Jan 3, 2024 - Business

Lancashire Heeler fetches a spot in the American Kennel Club

A black dog with some brown fur is walked on a leash on grass.

Lancashire Heeler in conformation at a dog show in New York. Photo: Kyle Reynolds/Getty Images

Energetic, agile and obedient, it hails from the United Kingdom and dates back to 17th century crossbreeding.

Driving the news: The Lancashire Heeler became the American Kennel Club's latest accepted dog breed on Wednesday.

  • The breed became eligible to start competing on Jan. 1.
  • The AKC recognizes 201 breeds, which can compete for "best in show" at events at Westminster and other events. Three breeds were recognized in 2022 — including the Russian Toy, Mudi and Bracco Italiano — one in 2021, and three in 2020.

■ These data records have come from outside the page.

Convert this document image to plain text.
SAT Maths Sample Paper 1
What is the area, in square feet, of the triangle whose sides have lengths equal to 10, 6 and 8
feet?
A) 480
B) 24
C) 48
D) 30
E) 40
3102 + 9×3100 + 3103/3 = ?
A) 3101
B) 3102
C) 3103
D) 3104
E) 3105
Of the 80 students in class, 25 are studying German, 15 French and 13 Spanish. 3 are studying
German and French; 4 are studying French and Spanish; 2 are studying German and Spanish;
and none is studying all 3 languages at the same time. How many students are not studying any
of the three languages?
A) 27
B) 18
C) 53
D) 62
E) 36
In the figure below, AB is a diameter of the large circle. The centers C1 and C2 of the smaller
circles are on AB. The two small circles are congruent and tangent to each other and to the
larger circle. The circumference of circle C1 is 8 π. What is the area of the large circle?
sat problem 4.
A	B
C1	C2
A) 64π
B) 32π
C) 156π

By the numbers: There are about 400 Lancashire Heelers nationwide, per Sheryl Bradbury, president of the U.S. Lancashire Heeler Club (USLHC).

  • Getting recognized as a member of the Herding Group required proof of at least 20 litters bred with a three-generation pedigree.
  • They live between 12 and 15 years. The average litter has five puppies.

Details: Lancashire Heelers are small but sturdy, according to the AKC. As a herding breed, the dogs like having a mission.

  • They are strong when participating in herding, agility, obedience, rally, a 100-yard dash, barn hunt, dock diving, disc dog, tracking and therapy at dog shows and competitions.
  • "I always caution buyers to not let a puppy's cuteness fool you," Bradbury said, per the AKC. "The minute it is off your lap it may be chewing your shoes or nipping at your heels. Conversely, it will be your loyal best friend."

Flashback: The breed earned full recognition from the Kennel Club in the UK in 1981.

  • The U.S. club representing the breed was formed in 2007.

What's next: The breed is striving for public identity, per the AKC.

  • "Lancashire Heelers have also been called [mini] Dobermans, Manchester Terrier mixes, and [even] some sort of Corgi," said Jeff Kestner, a USLHC member-breeder.
  • With AKC recognition, breeders expect the dog to become more recognizable in the U.S.